I have been haunted by this line from William Steig's children's book about a family of donkeys all week. While grieving the loss of their son Sylvester, Mrs. Duncan issues this plea to her husband to try to find normalcy again even though their beloved child is no longer with them. In Steig's story Sylvester has disappeared after finding a magic pebble which will instantly grant his every wish. Fear extends her slippery hand when a lion chases Sylvester and he impulsively, wishes to be a rock. Unfortunately his wish places him in some type of metaphysical limbo, invisible to everyone he loves but ever so near in his parallel universe of rockdom. As is the way with fairy tales, there is a happy ending. If one believes in a God or angel thoughts it is precisely that which prompts Mrs Duncan to set their picnic lunch on the rock which is Sylvester and then draws her eye to the magic pebble. The miraculous transpires when she places the pebble on the rock as Sylvester, in his rock state, wishes to be his real self again. It is a reunion which speaks of that profound love which exists in families cemented by love.
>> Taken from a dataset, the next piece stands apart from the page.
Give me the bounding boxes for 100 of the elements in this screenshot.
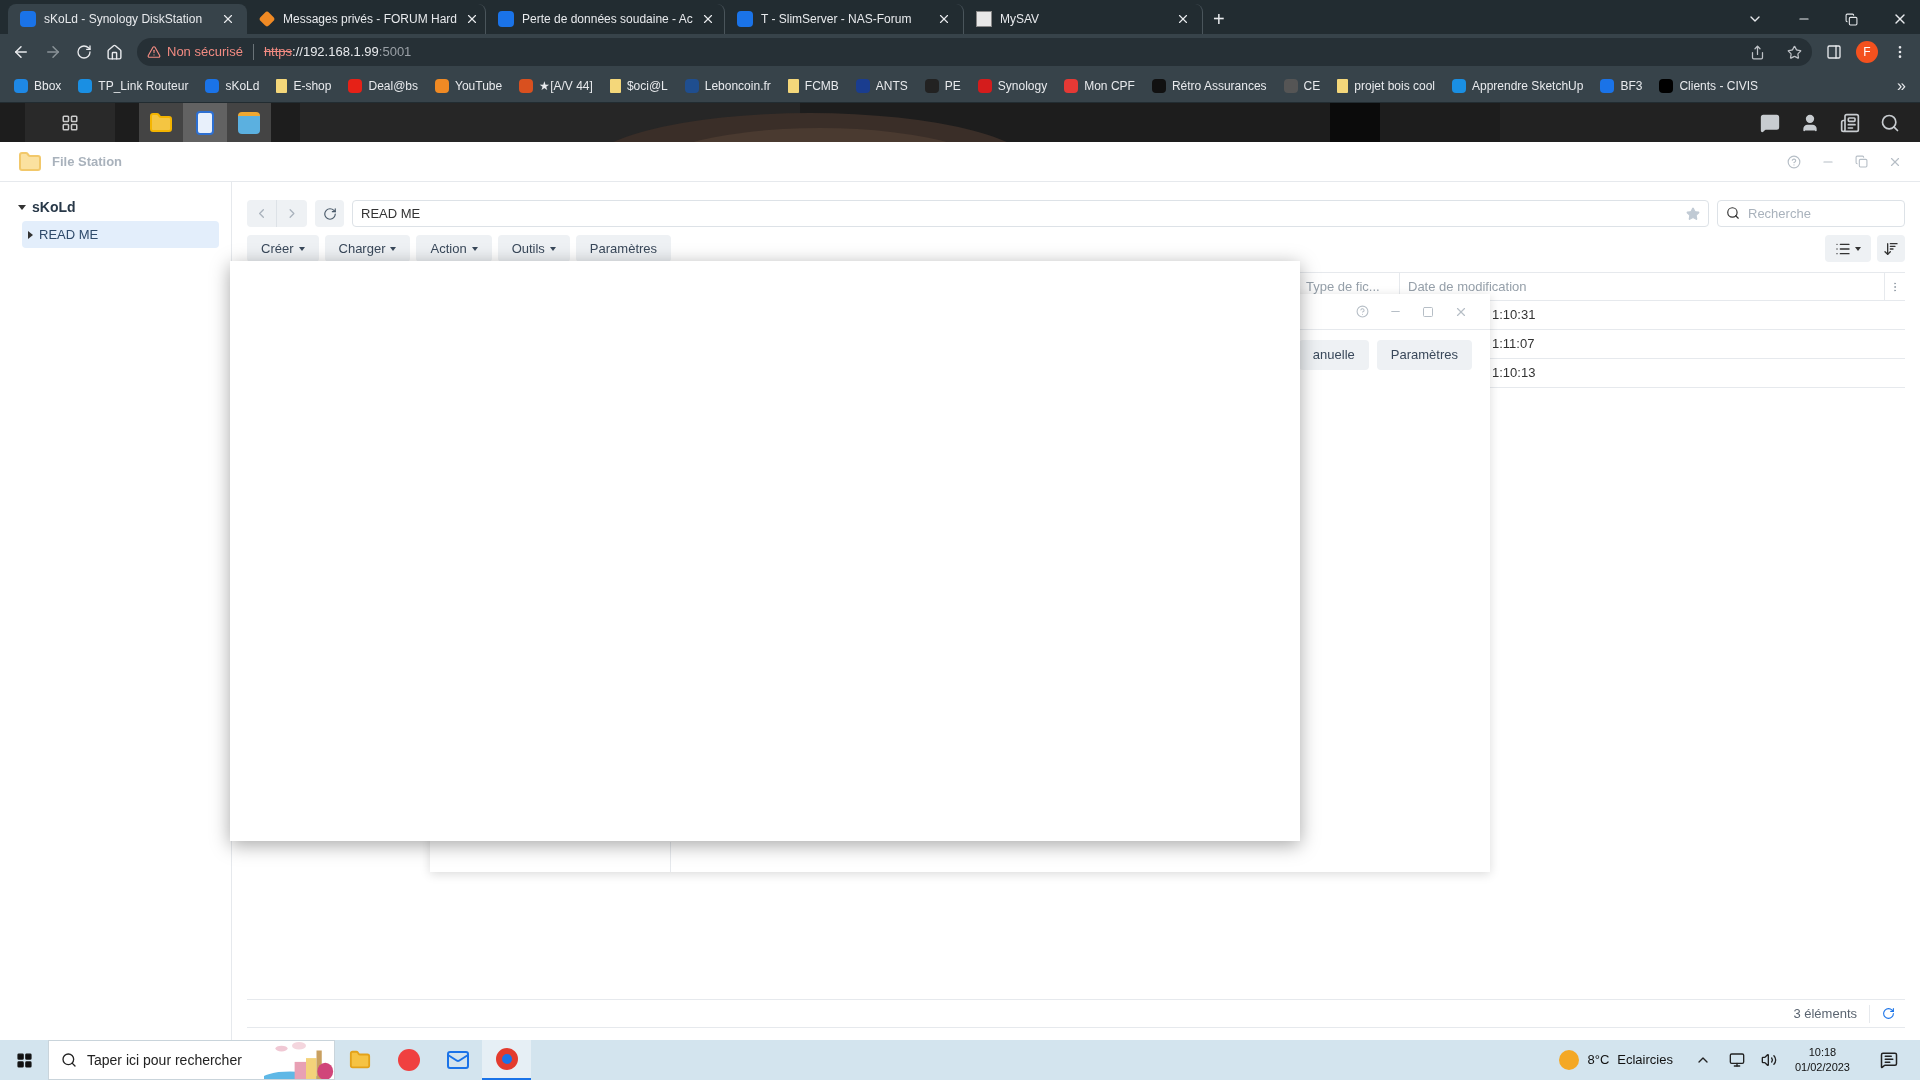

My son and daughter-in-law are grieving. Their baby daughter Scarlett has disappeared into some metaphysical ether through the process we call death. She is now an Angel Baby. We can feel her all around but cannot see or touch or hold her. The sorrow is palpable. My heart aches for them. My heart aches for me.
We will live and be happy again in time. I'm sure of it. Perhaps Scarlett will seek us out again to be her parents and grandparents. But for now she watches from somewhere so close, yet so far.